Für den Test hat ntv.de das Bild mit der von Dangbei empfohlenen Bilddiagonale von 100 Zoll bei einem Abstand von 2,8 m auf eine Leinwand geworfen. Über 150 Zoll (4,2 m) lässt die Qualität sichtbar nach, der Hersteller empfiehlt auch, nicht unter 80 Zoll (2,2 m) zu gehen.
Tolles Bild
Bei 100 Zoll ist das Bild für einen Beamer dieser Preisklasse ausgezeichnet, er unterstützt HLG, HDR10 und HDR10+. Die Darstellung ist knackig scharf, die Farben sind kräftig, aber natürlich. Die Schwarzwerte können Beamer-üblich nicht mit denen von Fernsehern mithalten, die Kontraste sind aber relativ knackig.
Beim Bild hat man neben manuellen Anpassungen die Wahl zwischen mehreren Modi. Meistens ist die Standardeinstellung ideal, bei Videos kann sich der Film-Modus auszahlen, ein 3D-Modus ist ebenfalls an Bord. Für Spiele gibt es Voreinstellungen mit besonders niedriger Latenz, wenn eine Konsole über HDMI verbunden ist.
Dabei gewährleistet der DBOX02 Pro auch eine besonders flüssige Darstellung, indem er bei 4K eine Bildwiederholfrequenz von 120 Hertz (Hz) unterstützt. Bei Full-HD-Inhalten erreicht er sogar 240 Hz. Zusätzlich hilft eine Technik namens MEMC (Motion Estimation/Motion Compensation) für eine schlierenfreie Darstellung, indem sie Zwischenbilder berechnet und einfügt.
Hell, aber leise und genügsam
Die maximale Helligkeit des Beamers beträgt 2000 ISO-Lumen. Um sie abzurufen, muss man "Hohe Leistung" einstellen, wobei der Lüfter allerdings unangenehm laut wird. Ansonsten stört er eigentlich nie, auch wenn man die Helligkeit auf Stufe 10 stellt, die etwas unter 2000 ISO-Lumen liegt. Dann kann man mit dem Projektor auch in kaum oder gar nicht abgedunkelten Räumen Filme genießen, solange nicht die Sonne durchs Fenster scheint. Meistens genügt dafür sogar der Standard-Modus, bei dem der DBOX02 Pro mit rund 108 W erfreulich wenig Strom schluckt.
Wenn ntv.de im mäßig abgedunkelten Zimmer der Automatik die Helligkeit überließ, sank der Verbrauch auf rund 60 W. Dann war das Bild aber etwas zu dunkel. Der Öko-Modus erwies sich als die bessere Option, wobei bei knapp 80 W die Bildqualität fast so hoch wie mit den Standard-Einstellungen war. Im Standby-Modus ist der Projektor mit weniger als 2 W ebenfalls genügsam.
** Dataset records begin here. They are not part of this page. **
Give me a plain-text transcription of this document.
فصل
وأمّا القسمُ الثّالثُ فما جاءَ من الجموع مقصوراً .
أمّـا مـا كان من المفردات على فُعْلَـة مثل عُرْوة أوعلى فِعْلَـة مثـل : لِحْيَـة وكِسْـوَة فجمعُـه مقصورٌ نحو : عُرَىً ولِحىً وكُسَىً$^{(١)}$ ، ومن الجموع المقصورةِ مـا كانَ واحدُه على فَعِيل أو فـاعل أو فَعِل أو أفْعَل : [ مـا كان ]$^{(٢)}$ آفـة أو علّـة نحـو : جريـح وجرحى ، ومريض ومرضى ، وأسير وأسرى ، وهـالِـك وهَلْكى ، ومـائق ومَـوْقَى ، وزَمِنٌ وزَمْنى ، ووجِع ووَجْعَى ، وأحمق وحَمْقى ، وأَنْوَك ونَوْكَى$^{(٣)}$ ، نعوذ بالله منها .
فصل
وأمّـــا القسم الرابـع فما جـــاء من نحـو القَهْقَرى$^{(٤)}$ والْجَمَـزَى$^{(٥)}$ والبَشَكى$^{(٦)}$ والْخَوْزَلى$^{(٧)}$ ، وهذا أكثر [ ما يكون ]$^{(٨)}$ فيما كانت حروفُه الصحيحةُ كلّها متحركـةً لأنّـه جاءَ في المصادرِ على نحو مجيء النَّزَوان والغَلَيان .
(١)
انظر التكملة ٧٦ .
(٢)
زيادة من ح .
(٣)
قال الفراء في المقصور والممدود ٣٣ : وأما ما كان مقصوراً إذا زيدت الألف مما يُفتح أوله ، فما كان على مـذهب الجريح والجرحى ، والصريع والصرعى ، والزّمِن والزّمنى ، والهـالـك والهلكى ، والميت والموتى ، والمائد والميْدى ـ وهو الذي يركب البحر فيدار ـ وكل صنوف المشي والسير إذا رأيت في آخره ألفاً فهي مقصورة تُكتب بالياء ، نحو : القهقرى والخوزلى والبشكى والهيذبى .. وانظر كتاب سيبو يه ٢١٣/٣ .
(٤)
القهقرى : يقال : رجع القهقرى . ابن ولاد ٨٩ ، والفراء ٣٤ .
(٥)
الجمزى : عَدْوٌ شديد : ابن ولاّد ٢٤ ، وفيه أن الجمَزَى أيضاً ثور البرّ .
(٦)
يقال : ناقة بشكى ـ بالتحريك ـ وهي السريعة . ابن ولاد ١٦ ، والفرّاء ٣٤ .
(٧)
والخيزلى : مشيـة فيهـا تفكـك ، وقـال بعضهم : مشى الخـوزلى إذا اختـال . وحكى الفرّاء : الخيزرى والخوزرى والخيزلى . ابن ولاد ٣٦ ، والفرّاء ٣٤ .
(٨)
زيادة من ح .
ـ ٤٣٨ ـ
Gefallen findet auch der Klang der beiden 12-W-Lautsprecher des DBOX02 Pro, die unter anderem Dolby Audio unterstützen. Sie bieten gute Bässe, saubere Mitten und klare Höhen. Aber Lautsprecher am Beamer sind selten ideal, da ihr Ton nicht aus Richtung des Bildes strahlt. Dafür ermöglicht der Projektor, Soundbars et cetera über Bluetooth 5.2 LE zu verbinden. Dabei gab es im Test keine störende Verzögerung zwischen Bild und Ton.
Fazit
Für 1200 Euro bietet der Dangbei DBOX02 Pro ein ausgezeichnetes Preis-Leistungs-Verhältnis. Er ist vielseitig wie ein Smart-TV, aber wesentlich kompakter und flexibler. Seine Darstellung ist erstaunlich gut, auch die Helligkeit hat im Test für diese Preisklasse kaum Wünsche offen gelassen.